Akan tetapi tahukah Anda bahwa pernyataan itu juga bisa salah. Waktu ternyata lebih berharga daripada uang. Seseorang, katakanlah karena kesuksesan usaha bisnisnya, seakan-akan bermandikan uang, semua kegiatan selalu menghasilkan uang. Namun tidak punya waktu untuk bersama keluarga, adakah uang menjadi lebih berharga daripada kebersamaan keluarga? Ketika kita meyalahkan “pekerjaan” karena kegagalan meyediakan waktu dan dukungan yang mereka butuhkan bagi keluarga, sebenarnya telah memperdaya diri kita sendiri, karena anak-anak kita tak mengharapkan terlahir ke dunia ini.

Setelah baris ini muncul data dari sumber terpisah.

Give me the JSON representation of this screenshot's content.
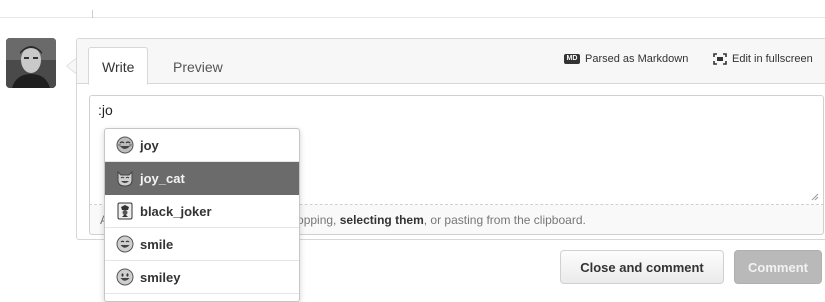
{
  "tabs": {
    "write": "Write",
    "preview": "Preview"
  },
  "toolbar": {
    "markdown_badge": "MD",
    "markdown_label": "Parsed as Markdown",
    "fullscreen_label": "Edit in fullscreen"
  },
  "editor": {
    "value": ":jo",
    "attach_prefix": "A",
    "attach_middle": "opping, ",
    "attach_highlight": "selecting them",
    "attach_suffix": ", or pasting from the clipboard."
  },
  "suggestions": [
    {
      "name": "joy",
      "icon": "joy-emoji-icon",
      "selected": false
    },
    {
      "name": "joy_cat",
      "icon": "joy-cat-emoji-icon",
      "selected": true
    },
    {
      "name": "black_joker",
      "icon": "black-joker-emoji-icon",
      "selected": false
    },
    {
      "name": "smile",
      "icon": "smile-emoji-icon",
      "selected": false
    },
    {
      "name": "smiley",
      "icon": "smiley-emoji-icon",
      "selected": false
    }
  ],
  "buttons": {
    "close_comment": "Close and comment",
    "comment": "Comment"
  }
}
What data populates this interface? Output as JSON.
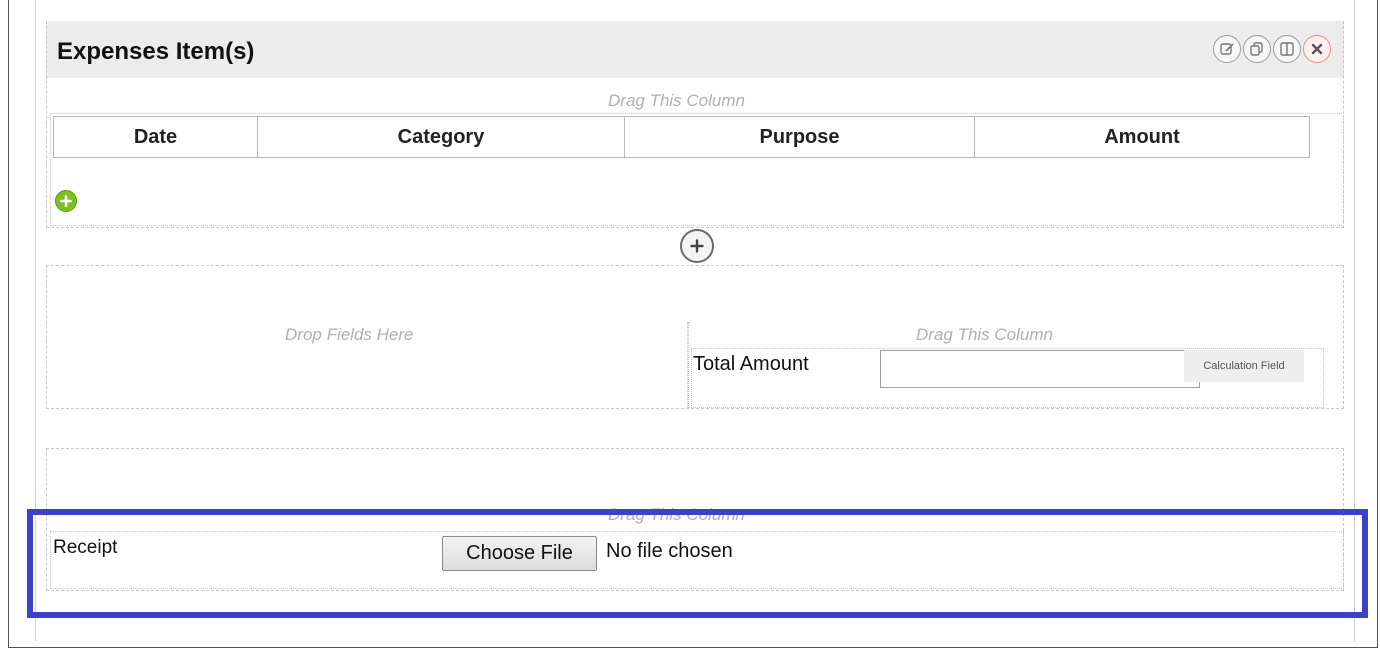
{
  "section": {
    "title": "Expenses Item(s)",
    "icons": [
      "edit-icon",
      "copy-icon",
      "columns-icon",
      "close-icon"
    ]
  },
  "table": {
    "drag_label": "Drag This Column",
    "columns": [
      "Date",
      "Category",
      "Purpose",
      "Amount"
    ]
  },
  "middle": {
    "drop_label": "Drop Fields Here",
    "drag_label": "Drag This Column",
    "total_label": "Total Amount",
    "calc_badge": "Calculation Field"
  },
  "receipt": {
    "drag_label": "Drag This Column",
    "label": "Receipt",
    "choose_button": "Choose File",
    "file_status": "No file chosen"
  },
  "colors": {
    "highlight": "#3b42c8",
    "add_green": "#7cc21e",
    "close_red": "#e05050"
  }
}
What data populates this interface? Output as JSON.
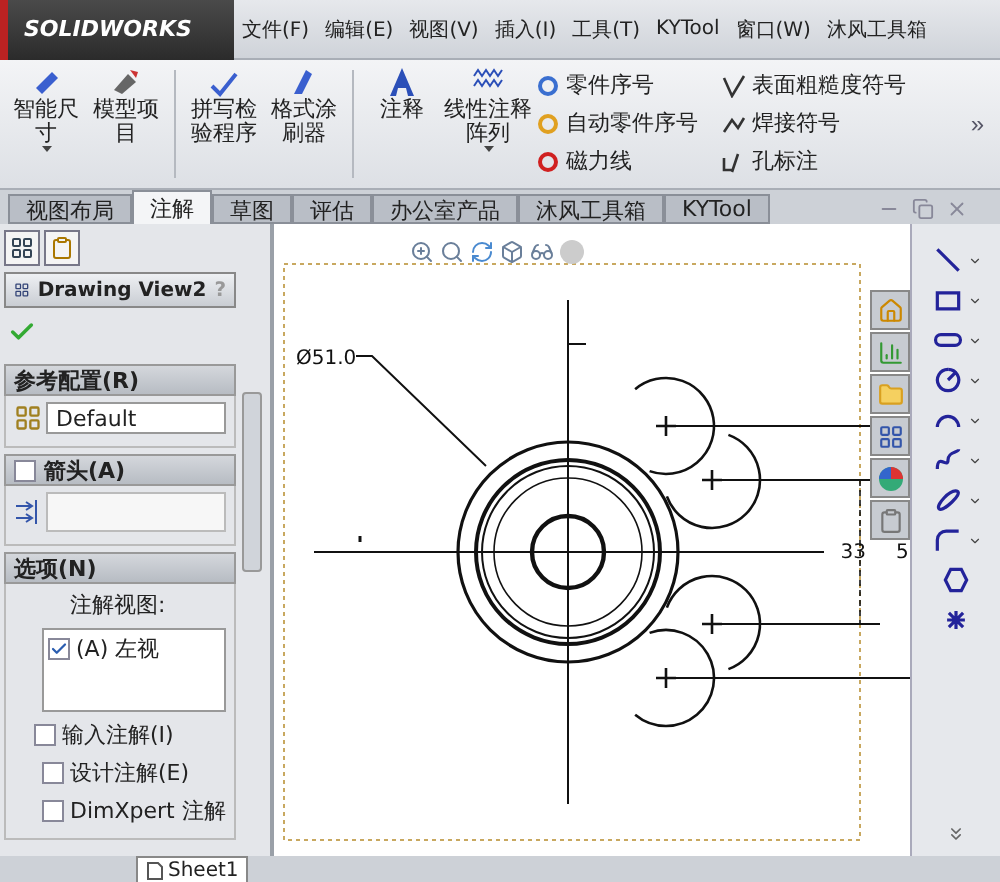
{
  "title_bar": {
    "logo": "SOLIDWORKS",
    "menu": [
      "文件(F)",
      "编辑(E)",
      "视图(V)",
      "插入(I)",
      "工具(T)",
      "KYTool",
      "窗口(W)",
      "沐风工具箱"
    ]
  },
  "ribbon": {
    "large_buttons": [
      {
        "label": "智能尺寸",
        "dropdown": true
      },
      {
        "label": "模型项目",
        "dropdown": false
      },
      {
        "label": "拼写检验程序",
        "dropdown": false
      },
      {
        "label": "格式涂刷器",
        "dropdown": false
      },
      {
        "label": "注释",
        "dropdown": false
      },
      {
        "label": "线性注释阵列",
        "dropdown": true
      }
    ],
    "small_buttons": [
      "零件序号",
      "自动零件序号",
      "磁力线",
      "表面粗糙度符号",
      "焊接符号",
      "孔标注"
    ],
    "overflow": "»"
  },
  "tabs": [
    {
      "label": "视图布局",
      "selected": false
    },
    {
      "label": "注解",
      "selected": true
    },
    {
      "label": "草图",
      "selected": false
    },
    {
      "label": "评估",
      "selected": false
    },
    {
      "label": "办公室产品",
      "selected": false
    },
    {
      "label": "沐风工具箱",
      "selected": false
    },
    {
      "label": "KYTool",
      "selected": false
    }
  ],
  "property_manager": {
    "title": "Drawing View2",
    "help": "?",
    "sections": [
      {
        "kind": "config",
        "title": "参考配置(R)",
        "value": "Default"
      },
      {
        "kind": "arrow",
        "title": "箭头(A)",
        "checked": false
      },
      {
        "kind": "options",
        "title": "选项(N)",
        "label": "注解视图:",
        "views": [
          {
            "label": "(A) 左视",
            "checked": true
          }
        ],
        "options": [
          {
            "label": "输入注解(I)",
            "checked": false,
            "children": [
              {
                "label": "设计注解(E)",
                "checked": false
              },
              {
                "label": "DimXpert 注解",
                "checked": false
              }
            ]
          }
        ]
      }
    ]
  },
  "drawing": {
    "diameter_label": "Ø51.0",
    "dimension": "33",
    "dimension_2": "5"
  },
  "sheet_tabs": [
    {
      "label": "Sheet1",
      "selected": true
    }
  ]
}
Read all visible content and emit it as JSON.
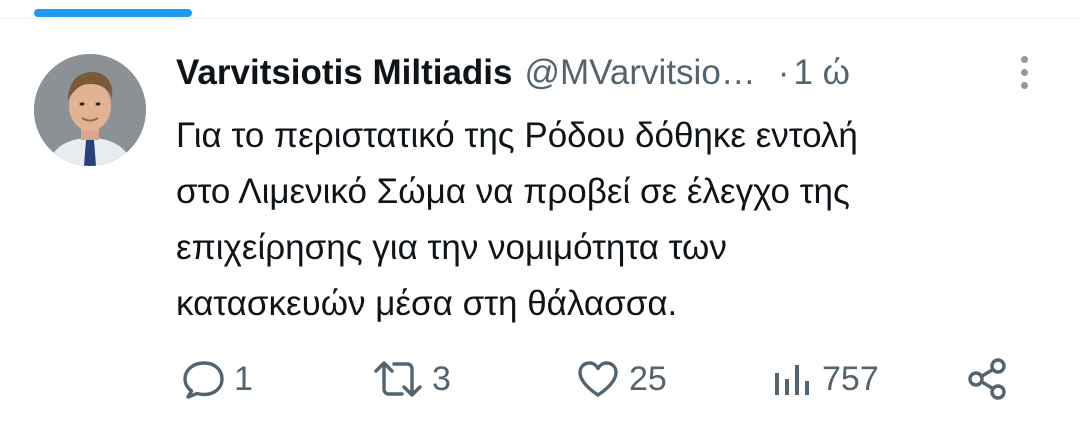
{
  "tweet": {
    "author": {
      "display_name": "Varvitsiotis Miltiadis",
      "handle": "@MVarvitsio…"
    },
    "separator": "·",
    "time": "1 ώ",
    "text_lines": [
      "Για το περιστατικό της Ρόδου δόθηκε εντολή",
      "στο Λιμενικό Σώμα να προβεί σε έλεγχο της",
      "επιχείρησης για την νομιμότητα των",
      "κατασκευών μέσα στη θάλασσα."
    ],
    "actions": {
      "replies": "1",
      "retweets": "3",
      "likes": "25",
      "views": "757"
    }
  },
  "icons": {
    "reply": "reply-bubble-icon",
    "retweet": "retweet-arrows-icon",
    "like": "heart-icon",
    "views": "views-bar-chart-icon",
    "share": "share-nodes-icon",
    "more": "more-vertical-dots-icon"
  },
  "colors": {
    "accent": "#1d9bf0",
    "text": "#0f1419",
    "secondary": "#536471"
  }
}
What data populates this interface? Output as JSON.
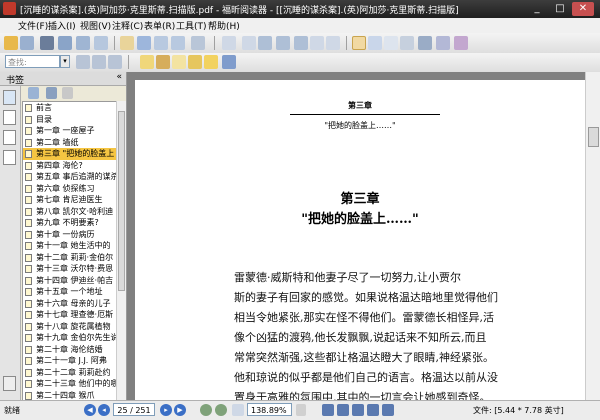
{
  "window": {
    "title": "[沉睡的谋杀案].(英)阿加莎·克里斯蒂.扫描版.pdf - 福昕阅读器 - [[沉睡的谋杀案].(英)阿加莎·克里斯蒂.扫描版]",
    "minimize": "_",
    "maximize": "□",
    "close": "✕"
  },
  "menu": [
    "文件(F)",
    "插入(I)",
    "视图(V)",
    "注释(C)",
    "表单(R)",
    "工具(T)",
    "帮助(H)"
  ],
  "toolbar": {
    "search_placeholder": "查找:"
  },
  "sidebar": {
    "title": "书签",
    "collapse": "«",
    "bookmarks": [
      "前言",
      "目录",
      "第一章 一座屋子",
      "第二章 墙纸",
      "第三章 \"把她的脸盖上",
      "第四章 海伦?",
      "第五章 事后追溯的谋杀",
      "第六章 侦探练习",
      "第七章 肯尼迪医生",
      "第八章 凯尔文·哈利迪",
      "第九章 不明要素?",
      "第十章 一份病历",
      "第十一章 她生活中的",
      "第十二章 莉莉·金伯尔",
      "第十三章 沃尔特·费恩",
      "第十四章 伊迪丝·帕吉",
      "第十五章 一个地址",
      "第十六章 母亲的儿子",
      "第十七章 理查德·厄斯",
      "第十八章 旋花属植物",
      "第十九章 金伯尔先生说",
      "第二十章 海伦结婚",
      "第二十一章 J.J. 阿弗",
      "第二十二章 莉莉赴约",
      "第二十三章 他们中的哪",
      "第二十四章 猴爪"
    ],
    "selected_index": 4
  },
  "page": {
    "running_header": "第三章",
    "running_subheader": "\"把她的脸盖上……\"",
    "chapter_title": "第三章",
    "chapter_subtitle": "\"把她的脸盖上……\"",
    "paragraph_lines": [
      "雷蒙德·威斯特和他妻子尽了一切努力,让小贾尔",
      "斯的妻子有回家的感觉。如果说格温达暗地里觉得他们",
      "相当令她紧张,那实在怪不得他们。雷蒙德长相怪异,活",
      "像个凶猛的渡鸦,他长发飘飘,说起话来不知所云,而且",
      "常常突然渐强,这些都让格温达瞪大了眼睛,神经紧张。",
      "他和琼说的似乎都是他们自己的语言。格温达以前从没",
      "置身于高雅的氛围中,其中的一切言会让她感到奇怪。"
    ]
  },
  "statusbar": {
    "ready": "就绪",
    "page_display": "25 / 251",
    "zoom": "138.89%",
    "doc_size": "文件: [5.44 * 7.78 英寸]"
  }
}
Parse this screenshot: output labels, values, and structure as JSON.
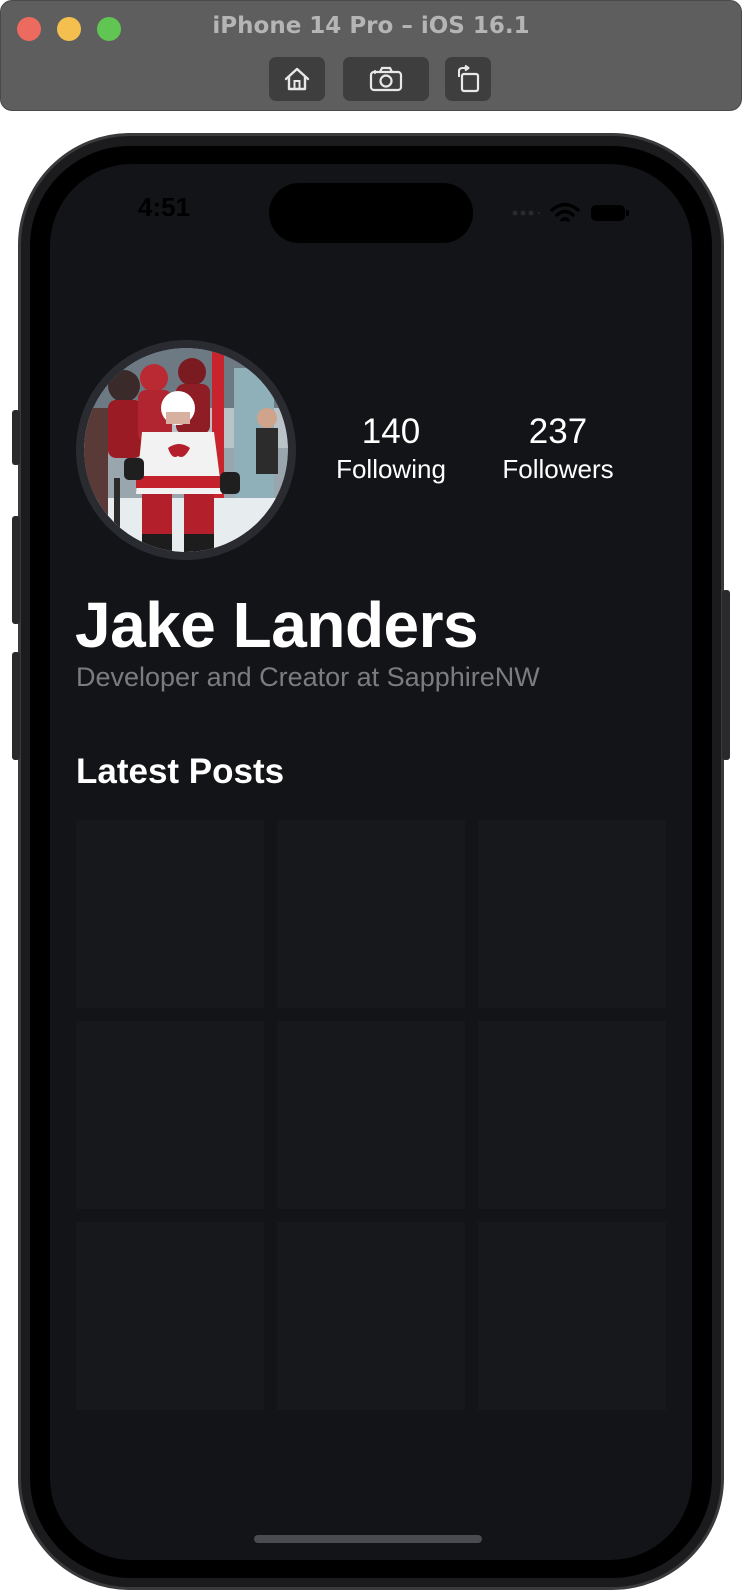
{
  "window": {
    "title": "iPhone 14 Pro – iOS 16.1",
    "toolbar": {
      "home": "house-icon",
      "screenshot": "camera-icon",
      "rotate": "rotate-icon"
    }
  },
  "status_bar": {
    "time": "4:51",
    "icons": [
      "signal-dots-icon",
      "wifi-icon",
      "battery-icon"
    ]
  },
  "profile": {
    "name": "Jake Landers",
    "bio": "Developer and Creator at SapphireNW",
    "avatar": "profile-photo",
    "stats": {
      "following_count": "140",
      "following_label": "Following",
      "followers_count": "237",
      "followers_label": "Followers"
    }
  },
  "posts": {
    "title": "Latest Posts",
    "tiles": 9
  },
  "colors": {
    "background": "#131417",
    "tile": "#17181c",
    "text_primary": "#ffffff",
    "text_secondary": "#7b7c80"
  }
}
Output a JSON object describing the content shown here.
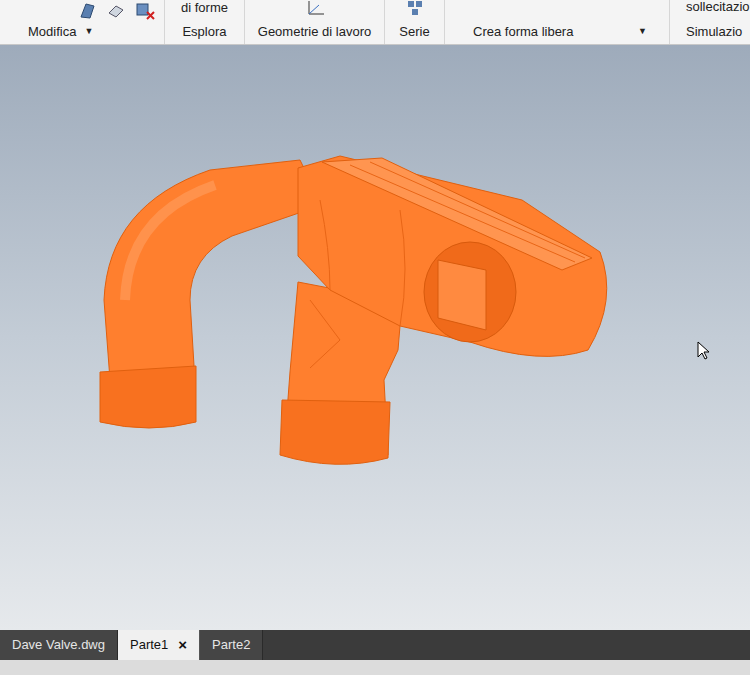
{
  "ribbon": {
    "panels": [
      {
        "label": "Modifica",
        "dropdown": "▼"
      },
      {
        "label": "Esplora",
        "top_text": "di forme"
      },
      {
        "label": "Geometrie di lavoro"
      },
      {
        "label": "Serie"
      },
      {
        "label": "Crea forma libera",
        "dropdown": "▼"
      },
      {
        "label": "Simulazio",
        "top_text": "sollecitazio"
      }
    ]
  },
  "document_tabs": [
    {
      "label": "Dave Valve.dwg",
      "selected": false
    },
    {
      "label": "Parte1",
      "selected": true,
      "close": "×"
    },
    {
      "label": "Parte2",
      "selected": false
    }
  ]
}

Tidaklah mudah menyelaraskan dua kepentingan antara waktu untuk bekerja dan waktu untuk keluarga. Masing-masing mempunyai alasan dan kepentingan yang sangat mendasar. Bagi orang tua yang berorientasi bisnis, pekerjaan adalah nomor satu. Jika ditanya mengenai keluarga dan bagaimana cara membahagiakannya? Jawaban yang muncul adalah bekerja. Dengan bekerja segala kebutuhan materi akan tercukupi. Biaya anak-anak sekolah, jatah belanja istri, anggaran bulanan rumah tangga tidak bisa dicukupi hanya dengan mendekam dan asyik ngobrol semata. Apalagi biaya menyekolahkan anak yang kini kian “gila” mahalnya. Semua itu hanya bisa tercukupi dengan satu kata: bekerja, dapat uang.
Berapa banyak anak terlantar sekolahnya hanya karena orang tuanya tidak cukup biaya untuk mendaftar, SPP, dan segala keperluan sekolah lainnya? Berapa banyak anak-anak gembel dengan pakaian compang-camping dan memelas menengadahkan tangannya di rambu-rambu lalu lintas? Itu semua merupakan tanggung jawab orang tuanya, yang sialnya mereka tidak mampu bertanggung jawab terhadap anak-anaknya, karena orang tua tidak bekerja.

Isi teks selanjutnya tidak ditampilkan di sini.